赤精子猛地坐直身子,語氣帶著難以置信,「師弟,你說什麼?那趙誠不過是個化神修士,竟能硬撼你的仙法?」
「這絕不可能!」
黃龍真人也忍不住開口,「真元與仙元有著天壤之別,就算他真元再渾厚,也不可能對抗仙元啊!」
「就算他有番天印和遁龍樁,也不該有這般威力吧?」
文殊廣法天尊皺著眉,滿臉疑惑。
玉鼎真人也收起了之前的從容,語氣帶著幾分探究,「師兄,你莫不是太過大意,隻出了幾絲仙力,才讓他鑽了空子?」
「就算是一絲仙力,也足以壓垮化神修士了!」
清虛道德真君說道,顯然不願相信一個凡俗修士能有這般能耐。
靈寶**師卻緩緩搖頭,目光凝重,「諸位師弟,依我看,師兄所說並非虛言。
那趙誠元神掌握的法則之力既多且精,已形成一方小天道雛形。
再加上他真元、元神修為精深。
又有混元幡、番天印、遁龍樁三件至寶加持,凝練真元、護持元神,對抗冇有趁手法寶的師兄,未必冇有一戰之力。」
他頓了頓,補充道,「此人天資根性之高,亙古未有,絕不可小覷。」
懼留孫聞言,感激地看了靈寶**師一眼。
方纔眾師兄弟紛紛質疑,本就憋屈的他更覺難堪,唯有靈寶**師為他辯解,讓他心頭一暖。
「師弟所言極是。」
懼留孫點頭,「我下山前,也和諸位一樣,覺得化神修士翻不起大浪,直到番天印砸破我三道仙力屏障,我才意識到,這趙誠絕非尋常之輩。」
「可這還不是最棘手的。」
懼留孫話鋒一轉,臉色變得愈發愁苦,端起茶杯又喝了一口,才繼續道,「當時我惱怒之下,抵住番天印,打了趙誠一掌,正是這一掌,讓我發現了更驚人的事。」
眾金仙見狀,紛紛凝神,目光緊緊盯著他。
懼留孫放下茶杯,聲音低沉,「趙誠此人,不僅身負濃厚的人道氣運,身上還有規模驚人的功德清氣。

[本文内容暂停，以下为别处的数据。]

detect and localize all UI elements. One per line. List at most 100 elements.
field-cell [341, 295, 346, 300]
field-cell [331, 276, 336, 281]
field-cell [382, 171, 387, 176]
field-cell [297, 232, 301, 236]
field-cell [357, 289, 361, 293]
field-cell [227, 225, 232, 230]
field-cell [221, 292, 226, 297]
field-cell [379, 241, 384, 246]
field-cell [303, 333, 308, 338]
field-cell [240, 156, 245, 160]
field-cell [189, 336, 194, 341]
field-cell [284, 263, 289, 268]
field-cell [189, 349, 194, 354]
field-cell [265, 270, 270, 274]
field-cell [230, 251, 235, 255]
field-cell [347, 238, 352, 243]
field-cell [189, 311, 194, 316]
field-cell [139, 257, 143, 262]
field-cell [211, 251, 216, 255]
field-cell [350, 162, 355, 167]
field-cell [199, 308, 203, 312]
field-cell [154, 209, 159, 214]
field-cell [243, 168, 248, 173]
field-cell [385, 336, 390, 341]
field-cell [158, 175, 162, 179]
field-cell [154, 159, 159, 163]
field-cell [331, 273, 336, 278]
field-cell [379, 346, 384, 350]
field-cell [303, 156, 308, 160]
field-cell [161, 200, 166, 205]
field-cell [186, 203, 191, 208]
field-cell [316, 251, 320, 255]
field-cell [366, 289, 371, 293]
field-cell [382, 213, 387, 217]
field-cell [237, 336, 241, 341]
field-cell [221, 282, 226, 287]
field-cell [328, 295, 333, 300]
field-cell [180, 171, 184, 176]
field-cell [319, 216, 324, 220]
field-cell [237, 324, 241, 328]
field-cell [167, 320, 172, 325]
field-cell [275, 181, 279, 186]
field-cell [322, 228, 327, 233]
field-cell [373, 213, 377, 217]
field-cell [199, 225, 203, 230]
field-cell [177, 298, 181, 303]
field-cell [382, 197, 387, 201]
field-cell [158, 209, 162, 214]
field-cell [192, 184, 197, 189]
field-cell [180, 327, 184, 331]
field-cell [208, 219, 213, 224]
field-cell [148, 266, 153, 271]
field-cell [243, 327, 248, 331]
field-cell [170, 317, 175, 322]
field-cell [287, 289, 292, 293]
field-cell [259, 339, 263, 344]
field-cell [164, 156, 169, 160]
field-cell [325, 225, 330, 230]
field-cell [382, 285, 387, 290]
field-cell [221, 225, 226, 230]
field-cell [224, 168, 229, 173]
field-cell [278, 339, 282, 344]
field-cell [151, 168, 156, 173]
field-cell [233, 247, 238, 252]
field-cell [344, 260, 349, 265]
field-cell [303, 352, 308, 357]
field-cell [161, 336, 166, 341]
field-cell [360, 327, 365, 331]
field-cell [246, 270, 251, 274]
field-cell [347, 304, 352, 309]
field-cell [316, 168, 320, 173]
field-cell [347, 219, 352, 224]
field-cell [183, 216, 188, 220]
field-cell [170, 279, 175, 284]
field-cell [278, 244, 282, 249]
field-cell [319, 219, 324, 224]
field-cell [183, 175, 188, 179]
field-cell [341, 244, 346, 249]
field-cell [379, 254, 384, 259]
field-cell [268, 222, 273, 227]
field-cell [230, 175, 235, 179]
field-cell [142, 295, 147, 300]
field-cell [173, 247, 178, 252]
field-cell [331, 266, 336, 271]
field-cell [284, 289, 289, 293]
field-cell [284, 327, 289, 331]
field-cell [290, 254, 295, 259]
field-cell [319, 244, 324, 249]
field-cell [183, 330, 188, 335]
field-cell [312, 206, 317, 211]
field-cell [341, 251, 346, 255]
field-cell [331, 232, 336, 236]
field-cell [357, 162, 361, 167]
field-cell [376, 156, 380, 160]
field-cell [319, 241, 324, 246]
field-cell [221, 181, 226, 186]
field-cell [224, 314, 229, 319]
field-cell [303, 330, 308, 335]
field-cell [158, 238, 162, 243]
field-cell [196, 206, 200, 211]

我不過是打了他一掌,便引發了極強的功德氣運反噬,幾乎將我體內的殺劫引動了大半,天地間的肅殺之氣儘數朝我湧來,讓我對他殺意難抑,險些失控。」
「他還有大量功德清氣!?」
廣成子站起身,眉頭擰成了疙瘩,「我此前瞭解過,這趙誠出身軍旅,從無名小卒殺到武安君,手上沾染的殺孽不計其數,本該業力纏身纔對,怎會有如此濃厚的功德?」
「是啊!」
玉鼎真人也滿臉納悶,「這種雙手染血的殺胚,天道不削他氣運就不錯了,怎會反過來賜下功德?」
赤精子更是一臉茫然,「難道他有什麼特殊之處?殺人還能得天道獎勵?」
黃龍真人心直口快,直接問道,「就算有功德,也該冇多少吧?
難道還能比我們這些修煉數千年的金仙還多?
僅靠那點功德,怎會將師弟反噬成這樣?
師弟,你該不會是下手太重,傷了他根本吧?」
懼留孫聞言,有些無語,先是盯著黃龍真人看了片刻,又掃過一圈麵露懷疑的師兄弟,「實不相瞞,趙誠身上的天道功德,恐怕比在座的各位都要深厚。